METオペラ『つばめ』をキノシネマで
「METライブビューイング」を御存知ですか。ニューヨークの「メトロポリタン歌劇場」でのオペラ公演を撮影し、字幕を付け、1か月半後には世界70か国の映画館で上映するという、オペラファンには最高のプログラムです。
巨大スクリーンと迫力の音響効果を備えた国内の指定映画館は20館。九州では福岡と熊本のみ。私は高速バスで福岡へ。朝10時からの1日1回の上映なので、早起きして8時のバスに乗車しました。長年、福岡中洲大洋劇場に通っていましたが、そこが閉館したので、「キノシネマ福岡」に引き継がれることになったのです。
キノシネマは3スクリーンを有する単館系の映画館。フィギュアスケートのスポンサーでもある「木下グループ」のエンタテインメント事業の一つです。天神地下街を通り抜け、路線バスに乗り換え、やって来たのは「カイタック・スクエア・ガーデン」。すぐ左手にエレベーターがあり、キノシネマは3階です。

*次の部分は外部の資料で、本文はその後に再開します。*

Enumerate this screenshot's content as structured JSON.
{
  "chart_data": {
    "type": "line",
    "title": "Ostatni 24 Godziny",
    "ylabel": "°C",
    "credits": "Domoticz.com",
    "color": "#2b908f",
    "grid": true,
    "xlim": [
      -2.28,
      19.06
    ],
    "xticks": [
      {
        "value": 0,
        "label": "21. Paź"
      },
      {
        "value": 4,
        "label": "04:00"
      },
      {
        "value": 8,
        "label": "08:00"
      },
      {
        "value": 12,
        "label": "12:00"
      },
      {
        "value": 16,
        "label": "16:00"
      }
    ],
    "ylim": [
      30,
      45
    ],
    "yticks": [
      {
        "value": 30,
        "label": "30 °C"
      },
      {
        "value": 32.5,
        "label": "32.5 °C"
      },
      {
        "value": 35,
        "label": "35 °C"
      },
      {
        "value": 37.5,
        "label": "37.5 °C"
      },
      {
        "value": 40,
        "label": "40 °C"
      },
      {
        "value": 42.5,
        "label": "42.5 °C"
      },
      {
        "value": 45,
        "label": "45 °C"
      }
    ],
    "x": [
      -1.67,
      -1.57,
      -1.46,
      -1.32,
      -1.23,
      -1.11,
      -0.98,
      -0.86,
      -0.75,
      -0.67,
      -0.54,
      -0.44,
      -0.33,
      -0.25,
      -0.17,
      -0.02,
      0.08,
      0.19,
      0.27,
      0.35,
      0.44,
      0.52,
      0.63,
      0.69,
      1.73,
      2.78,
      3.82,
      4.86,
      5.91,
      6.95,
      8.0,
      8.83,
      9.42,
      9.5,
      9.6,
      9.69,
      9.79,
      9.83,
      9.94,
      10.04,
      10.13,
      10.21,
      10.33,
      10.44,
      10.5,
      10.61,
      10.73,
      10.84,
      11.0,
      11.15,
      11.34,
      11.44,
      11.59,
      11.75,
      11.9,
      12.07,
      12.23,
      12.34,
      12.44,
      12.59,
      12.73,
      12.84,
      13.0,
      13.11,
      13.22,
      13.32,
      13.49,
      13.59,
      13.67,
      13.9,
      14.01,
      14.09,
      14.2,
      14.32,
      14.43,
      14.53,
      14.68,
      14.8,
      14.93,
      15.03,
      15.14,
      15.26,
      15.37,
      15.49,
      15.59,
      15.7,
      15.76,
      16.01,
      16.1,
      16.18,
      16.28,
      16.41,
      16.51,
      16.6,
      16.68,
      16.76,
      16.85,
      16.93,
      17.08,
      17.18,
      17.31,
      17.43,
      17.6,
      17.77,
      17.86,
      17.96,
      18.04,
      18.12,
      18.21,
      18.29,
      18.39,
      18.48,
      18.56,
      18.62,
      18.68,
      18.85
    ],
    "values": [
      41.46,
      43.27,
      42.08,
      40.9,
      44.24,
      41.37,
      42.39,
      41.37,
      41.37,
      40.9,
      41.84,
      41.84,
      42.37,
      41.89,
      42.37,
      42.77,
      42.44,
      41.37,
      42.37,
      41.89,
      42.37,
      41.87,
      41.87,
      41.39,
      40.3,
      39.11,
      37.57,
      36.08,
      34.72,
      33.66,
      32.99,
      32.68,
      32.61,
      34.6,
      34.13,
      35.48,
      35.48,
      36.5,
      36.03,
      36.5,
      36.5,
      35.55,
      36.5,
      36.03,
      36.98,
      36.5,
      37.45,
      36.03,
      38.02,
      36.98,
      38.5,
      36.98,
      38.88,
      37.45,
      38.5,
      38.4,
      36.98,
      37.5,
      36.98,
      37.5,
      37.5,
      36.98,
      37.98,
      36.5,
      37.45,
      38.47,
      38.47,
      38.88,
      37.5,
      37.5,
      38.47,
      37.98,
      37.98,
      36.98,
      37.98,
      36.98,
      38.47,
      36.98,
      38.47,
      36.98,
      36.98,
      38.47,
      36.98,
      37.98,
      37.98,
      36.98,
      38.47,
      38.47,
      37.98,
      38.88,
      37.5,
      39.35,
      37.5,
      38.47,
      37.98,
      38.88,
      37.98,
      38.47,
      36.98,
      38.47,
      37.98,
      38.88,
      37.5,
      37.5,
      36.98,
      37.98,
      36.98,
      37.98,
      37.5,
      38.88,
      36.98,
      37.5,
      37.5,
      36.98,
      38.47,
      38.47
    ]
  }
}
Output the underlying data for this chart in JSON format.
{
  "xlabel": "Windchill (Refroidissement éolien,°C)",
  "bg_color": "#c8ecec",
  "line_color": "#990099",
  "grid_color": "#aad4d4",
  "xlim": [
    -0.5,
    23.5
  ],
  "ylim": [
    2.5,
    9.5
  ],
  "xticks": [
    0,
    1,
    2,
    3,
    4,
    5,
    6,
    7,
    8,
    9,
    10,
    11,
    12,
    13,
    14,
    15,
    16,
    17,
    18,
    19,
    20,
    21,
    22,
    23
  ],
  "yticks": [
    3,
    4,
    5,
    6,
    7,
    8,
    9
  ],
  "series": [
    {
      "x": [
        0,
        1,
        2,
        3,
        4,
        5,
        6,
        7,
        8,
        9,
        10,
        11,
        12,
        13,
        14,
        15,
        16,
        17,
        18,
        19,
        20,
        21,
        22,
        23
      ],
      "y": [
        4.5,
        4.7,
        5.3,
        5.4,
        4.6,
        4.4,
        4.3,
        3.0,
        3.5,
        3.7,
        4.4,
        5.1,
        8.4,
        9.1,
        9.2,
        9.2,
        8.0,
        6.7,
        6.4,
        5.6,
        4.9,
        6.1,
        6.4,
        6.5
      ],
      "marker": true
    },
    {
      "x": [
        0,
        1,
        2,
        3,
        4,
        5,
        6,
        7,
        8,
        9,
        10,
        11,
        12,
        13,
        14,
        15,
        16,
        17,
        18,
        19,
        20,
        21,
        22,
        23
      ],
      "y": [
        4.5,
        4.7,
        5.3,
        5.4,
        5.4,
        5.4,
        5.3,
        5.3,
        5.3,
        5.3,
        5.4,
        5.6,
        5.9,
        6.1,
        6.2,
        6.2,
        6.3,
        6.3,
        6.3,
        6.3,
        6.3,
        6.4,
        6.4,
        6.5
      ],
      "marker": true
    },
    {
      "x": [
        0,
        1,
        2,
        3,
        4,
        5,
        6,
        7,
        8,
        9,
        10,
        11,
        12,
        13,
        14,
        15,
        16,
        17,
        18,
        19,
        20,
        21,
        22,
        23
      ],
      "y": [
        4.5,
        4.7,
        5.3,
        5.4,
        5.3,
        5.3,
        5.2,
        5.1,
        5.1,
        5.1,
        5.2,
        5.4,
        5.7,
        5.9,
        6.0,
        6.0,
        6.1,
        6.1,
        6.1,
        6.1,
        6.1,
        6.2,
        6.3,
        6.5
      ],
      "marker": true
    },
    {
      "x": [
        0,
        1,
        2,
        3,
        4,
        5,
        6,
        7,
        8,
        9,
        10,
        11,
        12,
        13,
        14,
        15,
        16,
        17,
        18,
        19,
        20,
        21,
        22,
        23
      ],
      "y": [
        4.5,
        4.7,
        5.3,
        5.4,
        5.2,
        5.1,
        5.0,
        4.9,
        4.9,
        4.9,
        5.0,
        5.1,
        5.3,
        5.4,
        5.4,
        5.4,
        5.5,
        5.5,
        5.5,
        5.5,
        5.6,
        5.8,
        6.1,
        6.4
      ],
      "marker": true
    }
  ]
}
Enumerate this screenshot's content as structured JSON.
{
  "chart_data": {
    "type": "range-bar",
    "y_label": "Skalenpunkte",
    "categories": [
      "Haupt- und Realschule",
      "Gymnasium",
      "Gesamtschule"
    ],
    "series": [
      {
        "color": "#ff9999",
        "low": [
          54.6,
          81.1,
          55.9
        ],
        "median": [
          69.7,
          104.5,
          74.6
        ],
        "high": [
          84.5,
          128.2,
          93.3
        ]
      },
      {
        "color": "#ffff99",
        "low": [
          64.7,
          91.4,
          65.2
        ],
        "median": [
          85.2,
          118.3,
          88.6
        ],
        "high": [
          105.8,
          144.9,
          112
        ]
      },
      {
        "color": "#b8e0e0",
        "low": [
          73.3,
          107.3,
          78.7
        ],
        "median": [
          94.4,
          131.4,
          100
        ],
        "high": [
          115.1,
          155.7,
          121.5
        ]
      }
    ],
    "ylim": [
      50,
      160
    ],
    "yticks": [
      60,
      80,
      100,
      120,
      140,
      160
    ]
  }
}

入ってすぐチケットカウンター。細長いロビーの奥にはシャンデリアが! トイレは左奥。ユニークでしょう? 私が知る限り、日本一きれいなトイレです。洗面所の鏡が額縁のような造りで、気分が上がります。
オペラの話に入りましょう。
オペラは400年以上に渡り、世界中の人々を魅了し続けてきた総合芸術です。イタリアのフィレンツェ発祥です。
METの誕生は1883年。客席数3800席。立見席を含めると4000席という世界最大級の歌劇場です。
『つばめ』(ラ・ロンディネ)はジャコモ・プッチーニ(1858~1924)作曲の3幕のオペラです。プッチーニといえば『トスカ』『蝶々夫人』『ラ・ボエーム』で、日本でも大人気です。
『つばめ』は元々1913年にウイーンから依頼されたオペレッタ(喜歌劇・・・歌だけでなくセリフも入るロマンティック・コメディー)だったのですが、翌年、第一次世界大戦が勃発し、上演ができなくなりました。プッチーニはオペレッタからオペラ(歌劇)に改変し、1917年にモナコで初演に漕ぎ着けました。
時は1920年代。ヒロインのマグダはヴェルディの『椿姫』と同じく、パリの高級娼婦。富豪の銀行家をパトロンに持ち、何不自由ない暮らしをしている美しくて気立てのいい女です。友達もいて、不満はないけれど、つばめのように自由に羽ばたきたいという憧れを抱いています。
1幕の初め頃に歌われるアリア『ドレッタの美しい夢』はプッチーニの最高傑作の一つ。マグダ役のエンジェル・ブルーが深みのある声で、愛への憧れを美しく艶やかに歌い上げます。
若き詩人のプルニエから手相を見てもらうマグダ。「あなたはいつか、つばめのように海を渡って、恋をする」と予言され、心が揺れます。
2幕で、質素な町娘の扮装をしたマグダはカフェでルッジェーロという青年と相席になります。語り合い、歌い、ダンスをして、二人は恋に落ちます。
2幕の最後に、マグダとルッジェーロ、小間使いのリゼットと詩人のプルニエの2組のカップルによる4重唱に合唱も加わり、『あなたのさわやかな微笑みに乾杯』が高らかに歌われます。
マグダは「新しい恋をしたから」と、パトロンのランバルドに別れを告げます。
3幕。リヴィエラで幸福に暮らす恋人たち。母から結婚を承認する手紙が届いたと喜ぶルッジェーロ。彼はランバルドの友人の息子でした。マグダは自分の過去を告白し、「私はあなたの妻にはふさわしくない」と告げて去っていきます。『椿姫』のように死にはしませんが、切なく、ほろ苦いラストです。
幕間のインタビューで出演者達が、「METで歌えて感激!」「学生の頃から憧れだったMET。幸せです!」と、興奮気味に語っていたのが印象的でした。
詩人役のベクゾッド・ダブロノフは、「僕はプルニエを演じていない。彼を生きているんだ」と語りました。主役より、声も雰囲気も私好みです。
このオペラがあまり上演されないのはなぜなのか、考えてみました。
オペラといえば3時間半から4時間を超す大作が普通で、重厚な悲劇です。
が、『つばめ』は2時間44分の短さで、歴史絵巻でもないし、誰も死にません。でも、私は軽やかで美しい、そして繊細な音楽に心を奪われました。
もっと上演されてもいいのではないかと思います。
カイタック・スクエア・ガーデンは4階建てで、中央が吹き抜けになっています。屋上には素敵な庭園があります。
表に出て、歩いて3分で、イタリアン・ビュッフェの人気店「バール・ヴィータ」へ。
美味しくて値段もお手頃のランチに大満足の私でした。